Extraction: Art on the Edge of the Abyss, Preview of a Glorious Ruckus

Former ALI President and Senior Counsel at Cobalt LPP Michael Traynor has published a booklet entitled “Extraction: Art on the Edge of the Abyss, Preview of a Glorious Ruckus.” The booklet acts as both an introduction and an in depth explanation to the motivation, intention, and overall vision behind EXTRACTION: Art on the Edge of the Abyss a self-proclaimed “multimedia, multi-venue, cross-border art intervention that will investigate extractive industry in all of its forms (from mining and drilling to the reckless exploitation of water, soil, trees, marine life, and other natural resources).” The project aims to expose and interrogate  negative social and environmental consequences of extraction by shedding light on the harsh truths and awe striking scale of these damaging effects on the environment.

Below is an excerpt.

At this critical time of climate change and unsustainable extraction of natural resources, Peter Koch, a printer, publisher and fine artist, has conceived of EXTRACTION: Art on the Edge of the Abyss, (https://www.extractionart.org). He, Edwin Dobb, a writer and teacher of environmental stories, and a growing group of allies, have launched this inspiring project. They aim to create “a multi-layered, cross-institutional, trans-border multimedia ruckus over the single most urgent planetary concern of our time—the social, cultural, and environmental costs of unbridled globalized extractive industry, including the negative effects of climate change; the deterioration of land, water, and air; the devastation and displacement of poor, minority, and indigenous communities; and much else.”

It is human nature and a necessity to consume resources to survive.

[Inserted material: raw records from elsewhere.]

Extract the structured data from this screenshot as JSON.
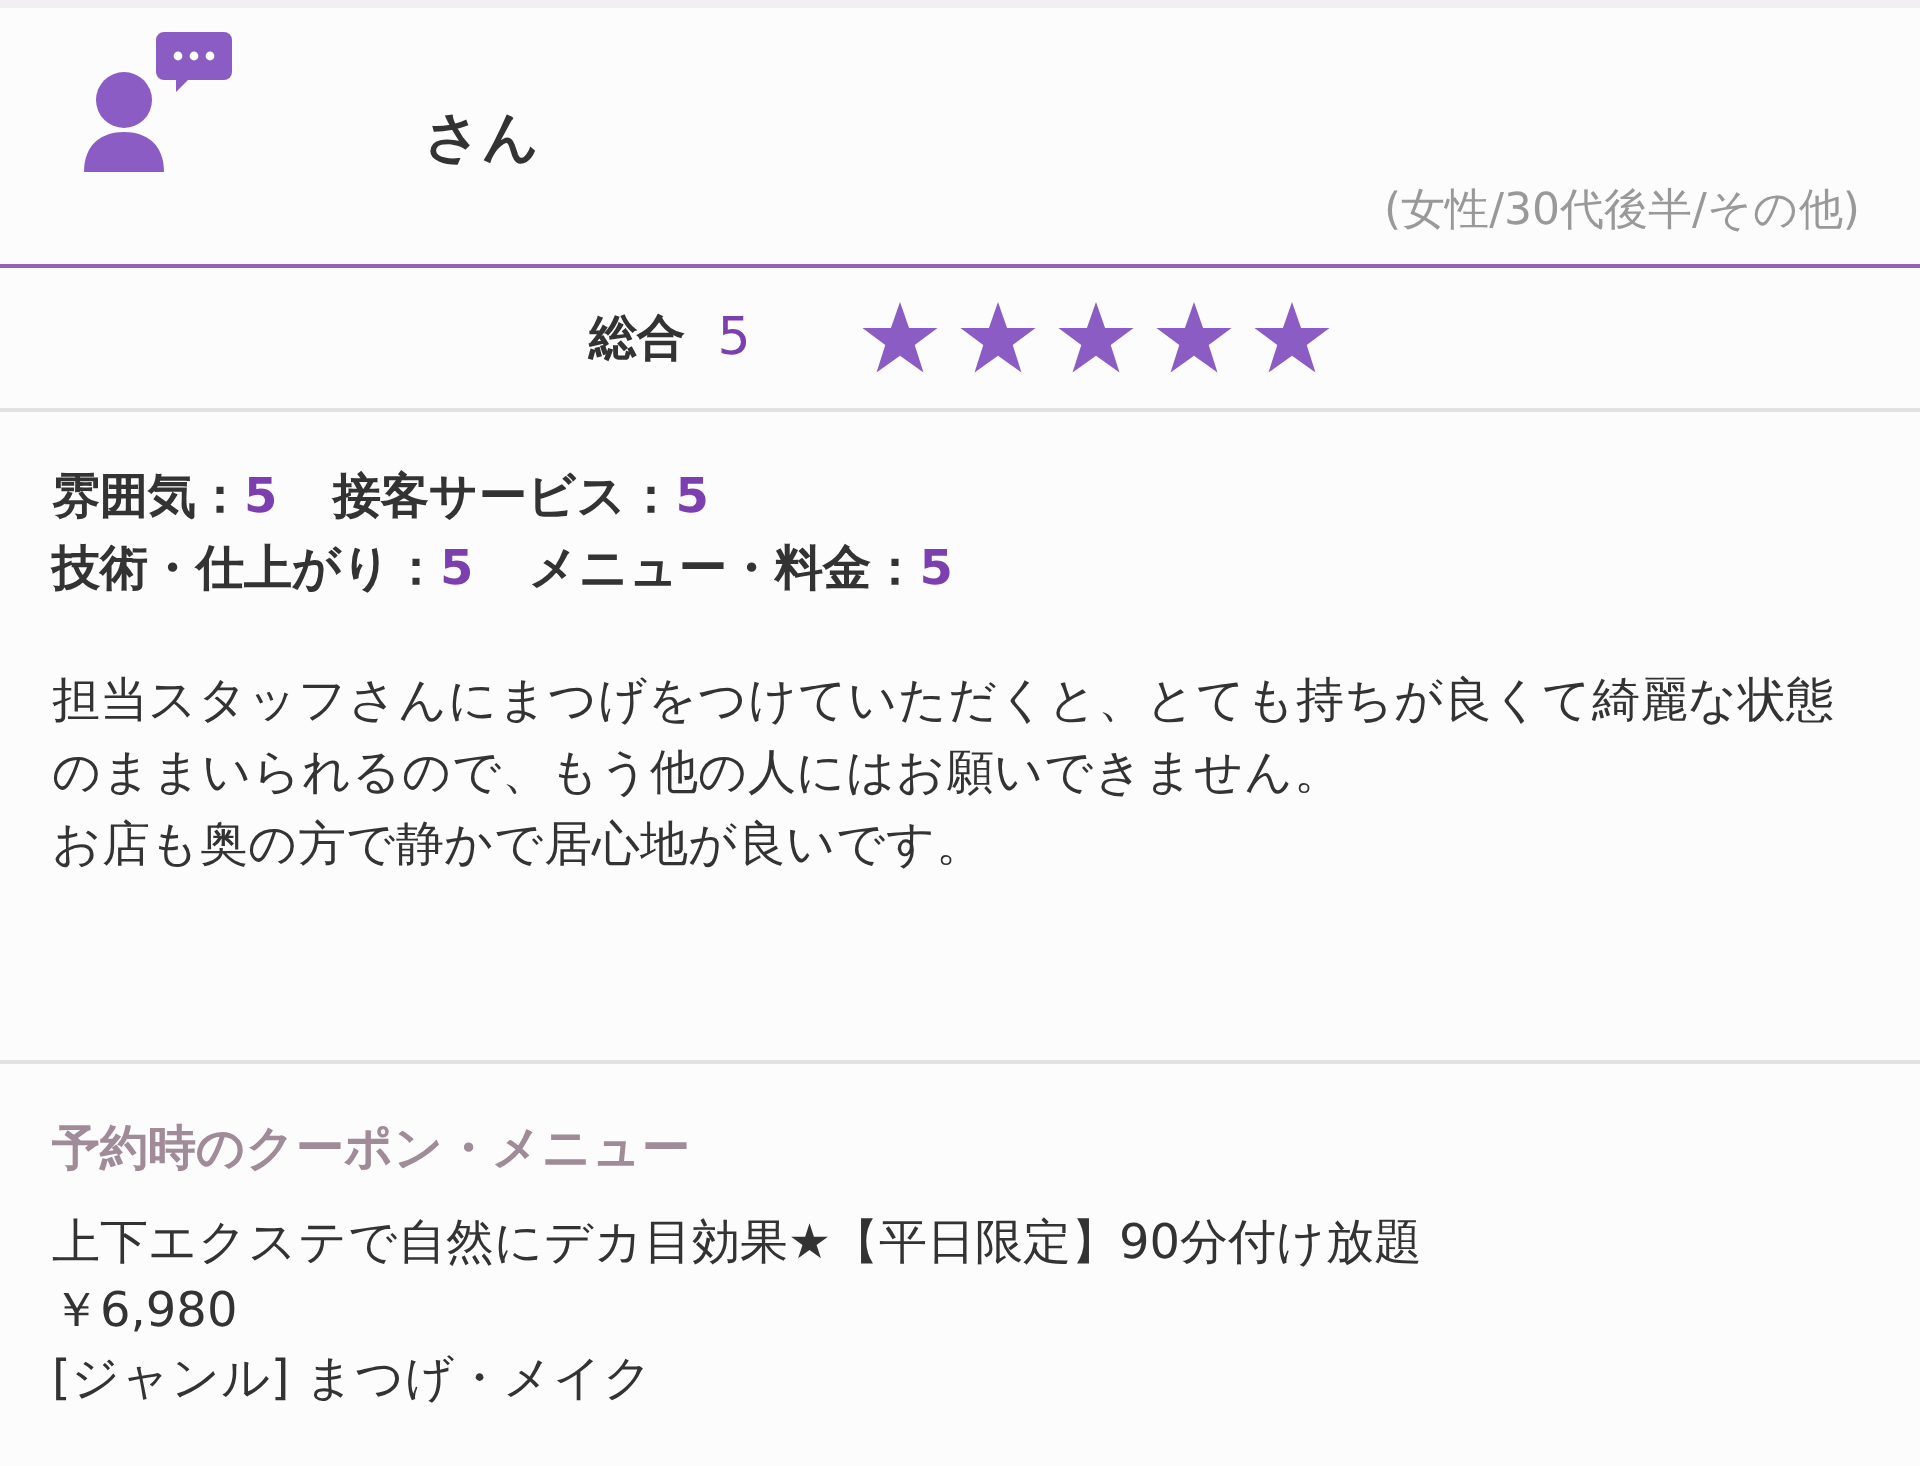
{
  "reviewer": {
    "name": "さん",
    "profile": "(女性/30代後半/その他)"
  },
  "overall": {
    "label": "総合",
    "score": "5",
    "stars": 5
  },
  "ratings": [
    [
      {
        "label": "雰囲気：",
        "score": "5"
      },
      {
        "label": "接客サービス：",
        "score": "5"
      }
    ],
    [
      {
        "label": "技術・仕上がり：",
        "score": "5"
      },
      {
        "label": "メニュー・料金：",
        "score": "5"
      }
    ]
  ],
  "comment": [
    "担当スタッフさんにまつげをつけていただくと、とても持ちが良くて綺麗な状態のままいられるので、もう他の人にはお願いできません。",
    "お店も奥の方で静かで居心地が良いです。"
  ],
  "coupon": {
    "heading": "予約時のクーポン・メニュー",
    "lines": [
      "上下エクステで自然にデカ目効果★【平日限定】90分付け放題",
      "￥6,980",
      "[ジャンル] まつげ・メイク"
    ]
  }
}
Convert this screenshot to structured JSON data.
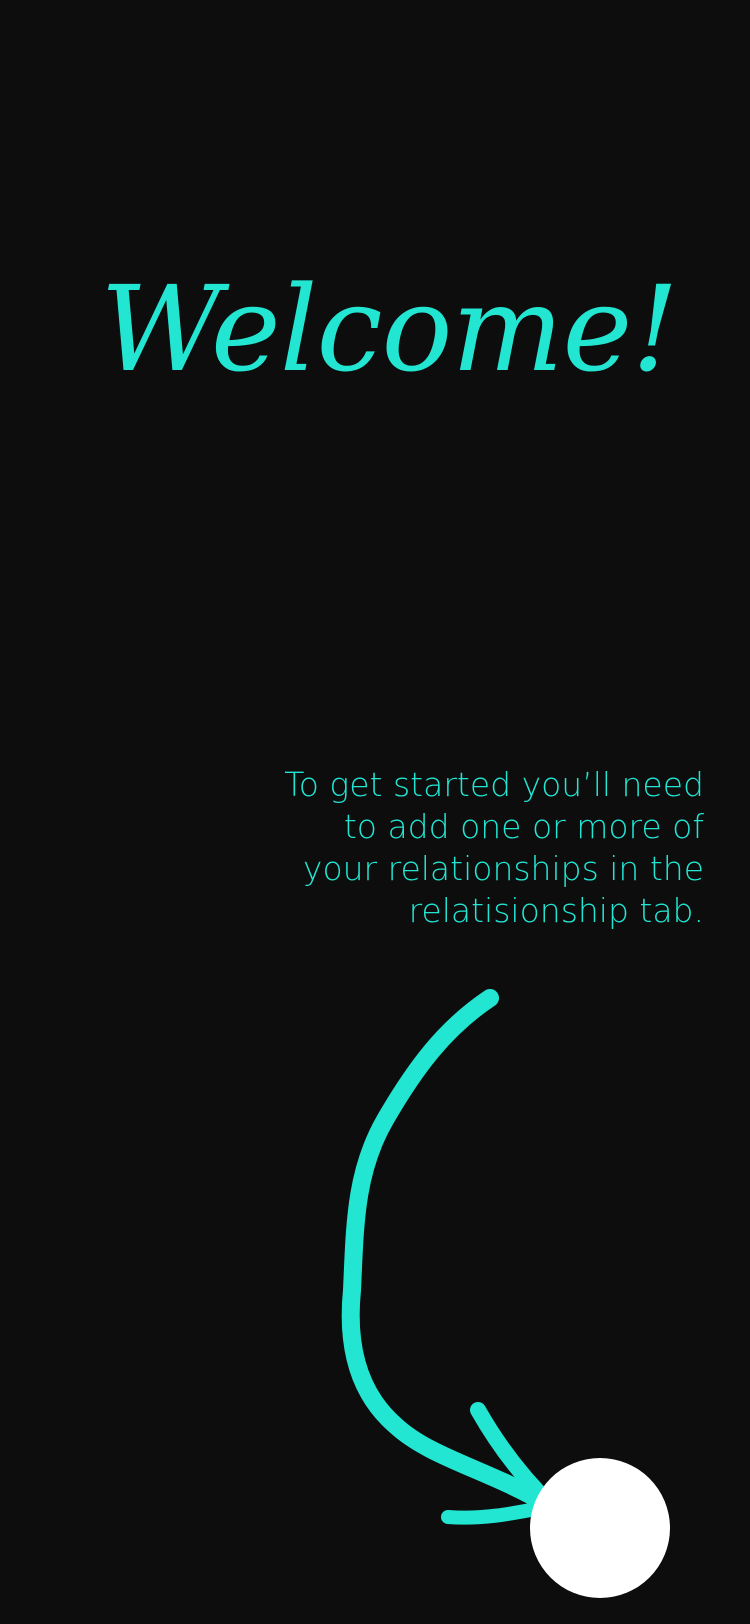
{
  "welcome": {
    "title": "Welcome!"
  },
  "onboarding": {
    "message": "To get started you’ll need\nto add one or more of\nyour relationships in the\nrelatisionship tab."
  },
  "colors": {
    "background": "#0d0d0d",
    "accent": "#22e6d2",
    "target": "#ffffff"
  },
  "icons": {
    "pointer": "curved-arrow-icon",
    "target": "relationship-tab-target"
  }
}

It is a human frailty and not a necessity to do so unsustainably. The extraction problem is not confined to mining fossil fuels or minerals from land and the deep sea. Unsustainable extraction occurs in many forms, for example, clear-cutting forests; overfishing oceans, rivers, and lakes; and over-drafting groundwater from aquifers. Unsustainable extraction in whatever form is attended by greed, lawlessness, treatment of the earth and its marvelously varied inhabitants as an externality, and disregard for present and future generations.

The Extraction Art project has a big vision and a simple message: It is concentrating on the arts and the environment. It hopes to educate, provoke, inspire, and reinforce others—educators, activists, academics, journalists, scientists, policy and opinion makers, and concerned individuals while maintaining its independence as an art project. It expects by this approach to enlist topnotch artists and art venues while respecting their boundaries and helping non-artist groups and individuals call attention to the social and environmental consequences of industrialized natural resource extraction.